Mein lieber Herr Wulff, in einer Sache kann ich sie beruhigen: Nicht erst mit dem Schauspiel zu ihrer Wahl, haben die Berufspoliteusen das mitdenkende Volk zu Spott, Häme und Misstrauen getrieben. Nein. Das ist auch schon vorher passiert. Zum Beispiel mit fadenscheinigen Argumenten zum Erhalt der Atomstromgeldgenerierungsquellen, mit der fortgesetzten Zerlegung des Sozialstaats, mit den Bücklingen vor der Zockermafia und den anschließenden Vorwürfen der Chefpoliteuse, "wir" hätten über unsere Verhältnisse gelebt. Und so weiter. Und so weiter.

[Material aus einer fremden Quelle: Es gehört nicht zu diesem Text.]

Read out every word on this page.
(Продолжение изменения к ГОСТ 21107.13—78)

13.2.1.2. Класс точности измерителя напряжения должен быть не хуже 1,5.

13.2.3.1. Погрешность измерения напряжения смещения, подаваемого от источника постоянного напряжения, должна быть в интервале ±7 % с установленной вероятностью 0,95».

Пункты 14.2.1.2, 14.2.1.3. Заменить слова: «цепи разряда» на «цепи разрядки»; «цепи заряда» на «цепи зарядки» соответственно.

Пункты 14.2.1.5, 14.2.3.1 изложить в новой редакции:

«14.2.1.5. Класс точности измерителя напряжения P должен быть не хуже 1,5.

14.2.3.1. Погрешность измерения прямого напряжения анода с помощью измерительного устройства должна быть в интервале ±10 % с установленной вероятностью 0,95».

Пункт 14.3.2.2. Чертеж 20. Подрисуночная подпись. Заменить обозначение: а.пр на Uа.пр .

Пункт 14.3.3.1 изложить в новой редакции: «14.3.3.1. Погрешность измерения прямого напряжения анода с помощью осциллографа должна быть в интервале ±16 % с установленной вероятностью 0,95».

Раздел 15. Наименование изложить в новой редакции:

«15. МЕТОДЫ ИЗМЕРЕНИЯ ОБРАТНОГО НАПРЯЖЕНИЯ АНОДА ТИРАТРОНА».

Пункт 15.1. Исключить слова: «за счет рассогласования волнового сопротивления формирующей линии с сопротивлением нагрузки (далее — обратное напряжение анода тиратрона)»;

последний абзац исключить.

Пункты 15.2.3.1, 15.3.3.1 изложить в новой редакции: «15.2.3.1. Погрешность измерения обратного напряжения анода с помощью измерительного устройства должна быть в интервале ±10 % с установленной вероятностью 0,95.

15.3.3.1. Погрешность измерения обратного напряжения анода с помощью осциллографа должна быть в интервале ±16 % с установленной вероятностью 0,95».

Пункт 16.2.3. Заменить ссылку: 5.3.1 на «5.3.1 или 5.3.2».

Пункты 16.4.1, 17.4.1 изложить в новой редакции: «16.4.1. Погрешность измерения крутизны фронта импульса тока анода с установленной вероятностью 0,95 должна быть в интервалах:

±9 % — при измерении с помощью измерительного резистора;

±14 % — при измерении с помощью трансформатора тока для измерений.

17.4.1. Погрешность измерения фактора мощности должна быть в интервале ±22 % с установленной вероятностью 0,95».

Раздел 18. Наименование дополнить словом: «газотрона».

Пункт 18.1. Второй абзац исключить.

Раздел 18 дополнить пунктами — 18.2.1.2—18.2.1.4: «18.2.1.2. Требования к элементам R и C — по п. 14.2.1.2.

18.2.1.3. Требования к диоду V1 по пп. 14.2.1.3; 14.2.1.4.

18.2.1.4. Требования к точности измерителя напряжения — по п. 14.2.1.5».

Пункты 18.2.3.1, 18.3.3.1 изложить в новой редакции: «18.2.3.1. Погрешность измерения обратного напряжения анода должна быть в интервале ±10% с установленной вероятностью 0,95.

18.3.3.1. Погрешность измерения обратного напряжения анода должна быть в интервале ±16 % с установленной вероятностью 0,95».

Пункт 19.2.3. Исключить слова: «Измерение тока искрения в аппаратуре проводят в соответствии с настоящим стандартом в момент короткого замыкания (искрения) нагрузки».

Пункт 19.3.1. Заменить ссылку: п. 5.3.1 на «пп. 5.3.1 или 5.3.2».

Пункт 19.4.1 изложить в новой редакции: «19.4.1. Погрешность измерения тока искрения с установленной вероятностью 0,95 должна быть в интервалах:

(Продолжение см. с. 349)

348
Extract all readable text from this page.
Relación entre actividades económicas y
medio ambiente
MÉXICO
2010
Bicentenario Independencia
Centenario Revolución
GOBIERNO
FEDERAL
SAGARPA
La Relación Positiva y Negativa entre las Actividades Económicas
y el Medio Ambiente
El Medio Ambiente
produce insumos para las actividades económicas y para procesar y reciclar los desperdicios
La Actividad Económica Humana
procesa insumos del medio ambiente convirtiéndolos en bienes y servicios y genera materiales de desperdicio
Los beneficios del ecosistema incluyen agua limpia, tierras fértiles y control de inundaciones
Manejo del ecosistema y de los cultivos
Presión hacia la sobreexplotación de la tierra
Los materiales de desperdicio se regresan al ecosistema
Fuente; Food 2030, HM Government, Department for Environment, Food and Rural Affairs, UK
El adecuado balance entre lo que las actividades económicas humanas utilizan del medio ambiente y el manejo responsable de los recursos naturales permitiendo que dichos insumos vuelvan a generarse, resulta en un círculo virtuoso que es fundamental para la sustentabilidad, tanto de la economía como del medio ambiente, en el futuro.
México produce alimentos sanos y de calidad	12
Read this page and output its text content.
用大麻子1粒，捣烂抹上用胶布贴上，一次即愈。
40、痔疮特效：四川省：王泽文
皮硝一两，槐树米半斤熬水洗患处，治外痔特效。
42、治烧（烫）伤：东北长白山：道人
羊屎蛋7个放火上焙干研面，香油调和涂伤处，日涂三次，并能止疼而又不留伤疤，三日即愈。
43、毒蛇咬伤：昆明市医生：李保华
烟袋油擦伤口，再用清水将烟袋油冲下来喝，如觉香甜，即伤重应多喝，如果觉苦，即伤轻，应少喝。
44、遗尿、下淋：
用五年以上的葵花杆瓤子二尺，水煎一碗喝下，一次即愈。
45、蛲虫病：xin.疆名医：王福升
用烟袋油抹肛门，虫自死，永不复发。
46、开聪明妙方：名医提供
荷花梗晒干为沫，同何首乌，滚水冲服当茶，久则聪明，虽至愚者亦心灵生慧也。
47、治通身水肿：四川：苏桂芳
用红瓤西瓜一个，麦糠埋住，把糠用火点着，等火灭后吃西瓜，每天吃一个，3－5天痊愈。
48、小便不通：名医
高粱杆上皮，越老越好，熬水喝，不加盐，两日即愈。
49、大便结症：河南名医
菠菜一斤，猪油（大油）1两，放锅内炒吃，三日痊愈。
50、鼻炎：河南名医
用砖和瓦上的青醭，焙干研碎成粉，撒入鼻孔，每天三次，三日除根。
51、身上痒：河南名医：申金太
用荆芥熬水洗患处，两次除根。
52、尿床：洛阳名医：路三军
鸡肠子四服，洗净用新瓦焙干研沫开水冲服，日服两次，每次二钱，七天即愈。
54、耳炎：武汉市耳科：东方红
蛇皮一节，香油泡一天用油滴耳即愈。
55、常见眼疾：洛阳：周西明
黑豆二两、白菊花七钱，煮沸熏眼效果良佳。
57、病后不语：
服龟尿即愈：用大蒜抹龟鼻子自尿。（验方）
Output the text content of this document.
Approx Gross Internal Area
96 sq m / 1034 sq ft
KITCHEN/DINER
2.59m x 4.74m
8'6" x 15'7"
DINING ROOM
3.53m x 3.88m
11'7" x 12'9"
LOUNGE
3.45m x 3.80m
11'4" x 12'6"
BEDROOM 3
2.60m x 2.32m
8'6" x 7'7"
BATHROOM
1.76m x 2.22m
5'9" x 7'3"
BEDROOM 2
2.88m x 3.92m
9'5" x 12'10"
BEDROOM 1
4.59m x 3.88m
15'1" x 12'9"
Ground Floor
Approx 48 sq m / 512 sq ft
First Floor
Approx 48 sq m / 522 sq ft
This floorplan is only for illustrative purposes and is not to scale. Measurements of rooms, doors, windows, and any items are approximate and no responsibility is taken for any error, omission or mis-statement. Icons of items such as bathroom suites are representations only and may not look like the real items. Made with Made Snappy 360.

Nein, Herr Wulff, so wird ein Schuh daraus: Die Kollegen von denen sie sich haben wählen lassen, Herr Wulff, regieren über ihre Verhältnisse. Und weil dass so ist, sind Sie, Herr Wulff, kein Vermittler, denn Sie sind ganz klar einer aus dieser Politeusenkaste. Einer, der sich mit Postengeschacher und der Kapitalistenausführung des Terminus "manche sind gleicher als andere" bestens auskennt.

Er kündigte an, seine Amtszeit deshalb auch dem Thema Zukunft der Demokratie zu widmen. „Wie können wir wieder mehr Menschen motivieren, bei der demokratischen Willensbildung mitzumachen? Wie organisieren wir solche Prozesse, möglicherweise auch im Internet?“

Ganz einfach, Herr Wulff, durch überraschende, aufrüttelnde Maßnahmen: Treten Sie doch einfach mal zurück. So wie Ihr Vorgänger. Sagen Sie einfach, dass Sie das Gefühl haben, nicht die Mehrheit des Volkes hinter sich zu wissen, weil sie durch ihre Herkunft befangen sind. Schlagen Sie vor, dass der nächste Bundespräsident vom Volk direkt gewählt werden soll. Sagen Sie, dass gehöre zu Ihrer Vision zur Zukunft der Demokratie.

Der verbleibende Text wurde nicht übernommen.